書籍化記念番外編 侍女ロザリー①
ロザリー目線のお話です。
全4話ほど…!
ロザリーが初めてグランディール侯爵家の門をくぐったのは、十二の年だった。
王都で手広く商いをする家の三女。上の姉ふたりは器量よしで、商談の席でも重宝されたが、ロザリーは愛想笑いが苦手だった。それに、頭が硬すぎるとも。
「行儀見習いに出そう。侯爵家で堅いのはむしろ美徳だ」
父に言われて奉公に上がった屋敷で、ロザリーは美しい令嬢に出会った。
「あなたが新しく来てくれた方ね。わたくしはアメリア。よろしくね」
年下のはずのその少女は、使用人の子供にまで微笑みかけてくれた。目の覚めるような銀の髪に、紅玉の瞳。人形のようにきれいな子だと思った。

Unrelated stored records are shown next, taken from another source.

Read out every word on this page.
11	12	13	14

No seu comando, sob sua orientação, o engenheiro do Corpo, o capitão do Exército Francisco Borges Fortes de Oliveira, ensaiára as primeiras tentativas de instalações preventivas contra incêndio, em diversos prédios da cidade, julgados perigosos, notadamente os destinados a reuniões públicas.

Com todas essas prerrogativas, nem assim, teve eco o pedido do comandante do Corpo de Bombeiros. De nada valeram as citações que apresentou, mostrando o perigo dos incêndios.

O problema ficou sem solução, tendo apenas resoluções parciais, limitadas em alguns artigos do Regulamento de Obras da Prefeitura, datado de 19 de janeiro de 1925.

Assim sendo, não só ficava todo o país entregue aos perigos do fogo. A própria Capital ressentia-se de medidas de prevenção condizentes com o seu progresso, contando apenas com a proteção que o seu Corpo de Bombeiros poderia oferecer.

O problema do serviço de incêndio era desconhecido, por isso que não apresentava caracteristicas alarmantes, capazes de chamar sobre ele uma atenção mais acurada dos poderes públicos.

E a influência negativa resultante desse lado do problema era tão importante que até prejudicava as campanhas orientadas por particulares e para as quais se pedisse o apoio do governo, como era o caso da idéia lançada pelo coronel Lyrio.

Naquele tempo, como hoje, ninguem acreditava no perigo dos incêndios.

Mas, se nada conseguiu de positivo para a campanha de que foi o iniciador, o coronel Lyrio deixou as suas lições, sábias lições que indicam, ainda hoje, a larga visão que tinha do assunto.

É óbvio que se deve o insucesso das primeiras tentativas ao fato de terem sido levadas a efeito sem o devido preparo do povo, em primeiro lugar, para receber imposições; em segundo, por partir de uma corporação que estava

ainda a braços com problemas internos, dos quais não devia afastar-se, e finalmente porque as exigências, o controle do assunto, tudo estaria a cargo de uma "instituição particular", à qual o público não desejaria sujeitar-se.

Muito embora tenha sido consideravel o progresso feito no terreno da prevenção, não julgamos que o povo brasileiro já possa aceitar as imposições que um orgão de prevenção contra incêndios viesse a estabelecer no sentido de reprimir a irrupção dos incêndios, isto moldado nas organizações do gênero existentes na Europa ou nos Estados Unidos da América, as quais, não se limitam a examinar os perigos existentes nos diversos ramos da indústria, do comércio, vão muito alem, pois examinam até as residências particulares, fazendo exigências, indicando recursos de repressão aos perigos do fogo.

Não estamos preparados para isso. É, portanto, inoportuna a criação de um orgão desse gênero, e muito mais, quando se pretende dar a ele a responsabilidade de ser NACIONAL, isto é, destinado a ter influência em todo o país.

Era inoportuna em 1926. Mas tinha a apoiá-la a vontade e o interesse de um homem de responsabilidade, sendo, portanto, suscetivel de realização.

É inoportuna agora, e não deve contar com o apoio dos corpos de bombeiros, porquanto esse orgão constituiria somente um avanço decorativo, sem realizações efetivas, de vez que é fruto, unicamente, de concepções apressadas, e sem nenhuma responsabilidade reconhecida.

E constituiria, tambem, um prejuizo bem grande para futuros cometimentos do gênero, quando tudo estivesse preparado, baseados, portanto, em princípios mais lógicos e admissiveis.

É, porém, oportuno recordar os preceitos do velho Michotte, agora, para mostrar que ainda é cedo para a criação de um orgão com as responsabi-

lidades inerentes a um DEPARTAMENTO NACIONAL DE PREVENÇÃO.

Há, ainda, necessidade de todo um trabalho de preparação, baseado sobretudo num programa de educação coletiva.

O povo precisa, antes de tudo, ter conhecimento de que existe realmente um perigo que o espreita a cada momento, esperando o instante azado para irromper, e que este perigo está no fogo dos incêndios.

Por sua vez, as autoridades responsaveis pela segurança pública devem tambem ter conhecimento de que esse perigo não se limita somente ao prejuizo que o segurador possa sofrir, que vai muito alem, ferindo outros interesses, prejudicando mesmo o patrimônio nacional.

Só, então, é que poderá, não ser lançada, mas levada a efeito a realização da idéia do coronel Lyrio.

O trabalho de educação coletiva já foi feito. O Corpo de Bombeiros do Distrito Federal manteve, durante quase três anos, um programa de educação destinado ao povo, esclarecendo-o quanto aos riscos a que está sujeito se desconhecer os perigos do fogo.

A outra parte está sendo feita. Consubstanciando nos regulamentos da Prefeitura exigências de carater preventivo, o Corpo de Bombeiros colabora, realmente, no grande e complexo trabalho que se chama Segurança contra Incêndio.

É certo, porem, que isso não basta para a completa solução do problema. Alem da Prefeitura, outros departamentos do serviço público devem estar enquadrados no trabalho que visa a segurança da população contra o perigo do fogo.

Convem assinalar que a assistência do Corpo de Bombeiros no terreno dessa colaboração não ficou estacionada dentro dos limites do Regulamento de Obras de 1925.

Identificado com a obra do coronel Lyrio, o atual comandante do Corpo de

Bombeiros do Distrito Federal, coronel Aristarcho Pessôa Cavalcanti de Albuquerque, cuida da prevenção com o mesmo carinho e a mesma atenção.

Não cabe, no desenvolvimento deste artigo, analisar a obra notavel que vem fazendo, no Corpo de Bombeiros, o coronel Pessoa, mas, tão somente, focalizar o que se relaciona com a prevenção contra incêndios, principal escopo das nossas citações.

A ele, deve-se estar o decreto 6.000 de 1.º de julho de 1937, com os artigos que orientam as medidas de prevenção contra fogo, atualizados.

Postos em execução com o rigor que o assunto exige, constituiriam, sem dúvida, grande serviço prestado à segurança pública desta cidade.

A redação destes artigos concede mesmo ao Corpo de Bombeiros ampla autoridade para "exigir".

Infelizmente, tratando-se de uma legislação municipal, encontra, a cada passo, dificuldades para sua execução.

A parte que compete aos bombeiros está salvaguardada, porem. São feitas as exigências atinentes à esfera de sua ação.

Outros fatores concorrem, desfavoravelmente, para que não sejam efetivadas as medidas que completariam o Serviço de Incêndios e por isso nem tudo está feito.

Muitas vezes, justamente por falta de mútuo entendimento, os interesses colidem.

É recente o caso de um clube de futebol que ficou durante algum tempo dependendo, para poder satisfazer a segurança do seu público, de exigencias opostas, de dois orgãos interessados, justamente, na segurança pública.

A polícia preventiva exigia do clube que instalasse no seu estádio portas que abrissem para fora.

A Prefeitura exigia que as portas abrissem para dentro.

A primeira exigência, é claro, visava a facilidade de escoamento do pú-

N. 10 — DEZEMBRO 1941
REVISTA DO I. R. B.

「ロザリーと申します。これからよろしくお願いいたします」
「ロザリーね。覚えたわ。あなたにはわたくしの侍女になってもらおうと思っているの」
「侍女……でございますか?」
「ええ。とても優秀な子だと聞いていたし、わたくしもそう感じたもの」
このちょっとした対面で、アメリア様はロザリーにそう微笑みかける。
くすぐったいような、誇らしいような気持ちが、胸いっぱいに広がる。
「はい! 誠心誠意、努めます」
深々と頭を下げて、それからロザリーなりに精一杯侍女の仕事を学んだ。
このときアメリア様に抱いた印象は、仕えるうちに確信へ変わった。このお嬢様は、誰に対しても態度が変わらない。庭師にも、厨房の下働きにも同じ目の高さで話すのだ。
そして——穏やかなのに、誰よりも強かった。
忘れられない光景がある。
アメリア様が十四の年の、とある茶会でのことだ。給仕を手伝っていたロザリーの足に、令嬢のひとりの足がすっと絡んだ。よろけた拍子に、盆の上の紅茶が——よりによって、アメリア様のドレスの裾に数滴かかった。
血の気が引いた。
主のドレスを汚した。衆目の中で。使用人としてこれ以上の失態はない。
「まあ! なんて粗忽な使用人かしら。主人のドレスを汚すなんて。グランディール家は使用人の躾もできませんのね」
甲高い声が庭に響いた。わざと転ばされた——そう訴えたところで、信じられるのは令嬢の言葉の方だ。ロザリーはその場で深々と頭を下げることしかできなかった。処罰は覚悟した。奉公先での失態は、実家の商いにも障る。
どうなってしまうのだろう。目の前が真っ暗になる。
「あ、アメリア様、申し訳ありません! すぐにお召替えを……! 本当に申し訳ありません」
床に頭をつけて、深く深く謝罪する。あれはアメリア様の、お気に入りのドレスだった。準備を手伝ったから、そのことを誰よりもよく知っている。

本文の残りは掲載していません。